Pour le secrétaire général du Bara, c’est un déni de justice. A son avis, les institutions issues de ces élections ne devraient pas être reconnues. Ils s’organiseront en conséquence, a-t-il affirmé, pour faire des manifestations.

* Boubacar Touré, Premier secrétaire à la communication du Rpm

Le Premier secrétaire à la communication du Rpm et ancien député a laissé entendre qu’en République, force reste à la loi. Il a souligné : ‘’ quand le verdict est donné, on peut avoir son avis mais on reste collé à la décision. ‘’ Il a fait remarquer qu’on devait avoir le respect de la chose jugée. Il a cependant fait observer que des voies de recours sont toujours possibles. Il a ajouté : ‘’ je ne fais aucun commentaire sur une décision de justice. ‘’

* Dajie Sogoba, secrétaire chargé des élections et des élus du Parena

Le cadre du Parena a estimé que la répartition des sièges de la Ceni suivant le critère de 9 pour la majorité et 1 pour l’opposition est équitable. Il aurait toutefois souhaité que ce soit le parti Sadi qui représente l’opposition.

* Mahamadou Sissoko, secrétaire général adjoint de l’Urd

Mahamadou Sissoko qui figurait aussi parmi les experts désignés pour le fichier électoral consensuel a soutenu qu’il n’a pas eu connaissance de l’arrêt de la cour suprême. De ce fait, il attend d’entrer en possession de la décision de justice pour donner son point de vue sur la question.

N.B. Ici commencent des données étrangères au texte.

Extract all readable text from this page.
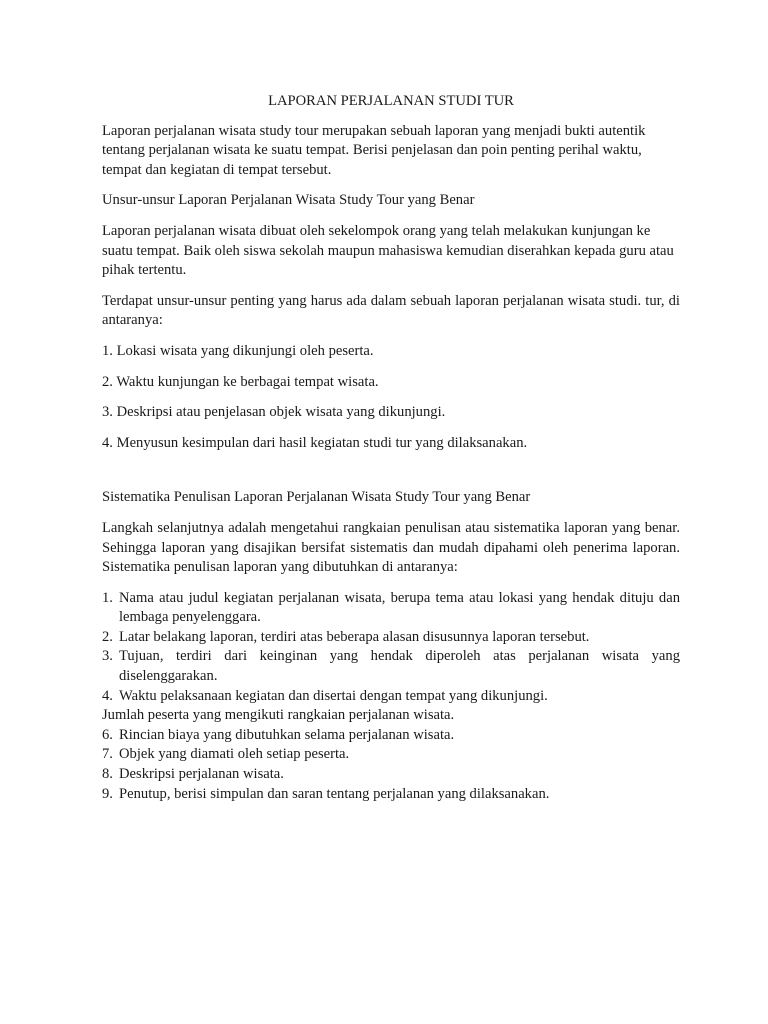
LAPORAN PERJALANAN STUDI TUR

Laporan perjalanan wisata study tour merupakan sebuah laporan yang menjadi bukti autentik tentang perjalanan wisata ke suatu tempat. Berisi penjelasan dan poin penting perihal waktu, tempat dan kegiatan di tempat tersebut.

Unsur-unsur Laporan Perjalanan Wisata Study Tour yang Benar

Laporan perjalanan wisata dibuat oleh sekelompok orang yang telah melakukan kunjungan ke suatu tempat. Baik oleh siswa sekolah maupun mahasiswa kemudian diserahkan kepada guru atau pihak tertentu.

Terdapat unsur-unsur penting yang harus ada dalam sebuah laporan perjalanan wisata studi. tur, di antaranya:

1. Lokasi wisata yang dikunjungi oleh peserta.

2. Waktu kunjungan ke berbagai tempat wisata.

3. Deskripsi atau penjelasan objek wisata yang dikunjungi.

4. Menyusun kesimpulan dari hasil kegiatan studi tur yang dilaksanakan.

Sistematika Penulisan Laporan Perjalanan Wisata Study Tour yang Benar

Langkah selanjutnya adalah mengetahui rangkaian penulisan atau sistematika laporan yang benar. Sehingga laporan yang disajikan bersifat sistematis dan mudah dipahami oleh penerima laporan. Sistematika penulisan laporan yang dibutuhkan di antaranya:

1. Nama atau judul kegiatan perjalanan wisata, berupa tema atau lokasi yang hendak dituju dan lembaga penyelenggara.
2. Latar belakang laporan, terdiri atas beberapa alasan disusunnya laporan tersebut.
3. Tujuan, terdiri dari keinginan yang hendak diperoleh atas perjalanan wisata yang diselenggarakan.
4. Waktu pelaksanaan kegiatan dan disertai dengan tempat yang dikunjungi.
Jumlah peserta yang mengikuti rangkaian perjalanan wisata.
6. Rincian biaya yang dibutuhkan selama perjalanan wisata.
7. Objek yang diamati oleh setiap peserta.
8. Deskripsi perjalanan wisata.
9. Penutup, berisi simpulan dan saran tentang perjalanan yang dilaksanakan.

* Boubacar N’golo Tangara, secrétaire chargé des questions électorales et de l’encadrement des élus du Pids

Boubacar N’golo Tangara a reconnu qu’il n’est ni membre de la Ceni, ni magistrat. Donc, il n’est pas bien placé pour donner son avis sur un sujet qu’il a notamment appris à travers la presse. Il a pourtant estimé que l’opposition devait interjeter appel et persister afin que les choses soient davantage clarifiées et qu’il en sorte quelque chose de consistant qu’ils puissent expliquer, car, a-t-il ajouté ‘’c’est encore vague. ‘’

* Oumar Kanouté, secrétaire général du Mouvement patriotique pour le renouveau (Mpr)

« Bon, je crois qu’il n’y a rien à dire de particulier par rapport à cette décision. L’opposition a attaqué le décret du gouvernement par rapport à la mise en place de la Ceni. La justice a tranché. Il faut forcément respecter le verdict de la cour.»

* Modibo Sangaré, président de l’Unpr

Le président de l’Union nationale pour la renaissance a fustigé le jugement aussi bien du point de vue de la forme que du fond. Il a surtout rejeté la qualité du membre de l’opposition désigné par le Matcl. Il a soutenu que le partage des postes de la Ceni a été fait de façon inique et que le gouvernement a refusé le dialogue. Il a toutefois proposé, au nom de l’opposition, un mouvement sans arrêt.

* Sidi Ongoïba, administrateur de Sadi

L’administrateur et membre du comité central du parti Sadi a annoncé qu’une réunion d’urgence des membres de l’opposition devait se tenir, hier, pour déterminer la conduite à suivre. Ils consulteront aussi leurs avocats, a-t-il signalé. Il a ajouté que ‘’les raisons évoquées par la Cour suprême ne tiennent pas. ‘’ Les magistrats, selon lui, ont ignoré la loi, car ils se sont basés sur des faits mineurs.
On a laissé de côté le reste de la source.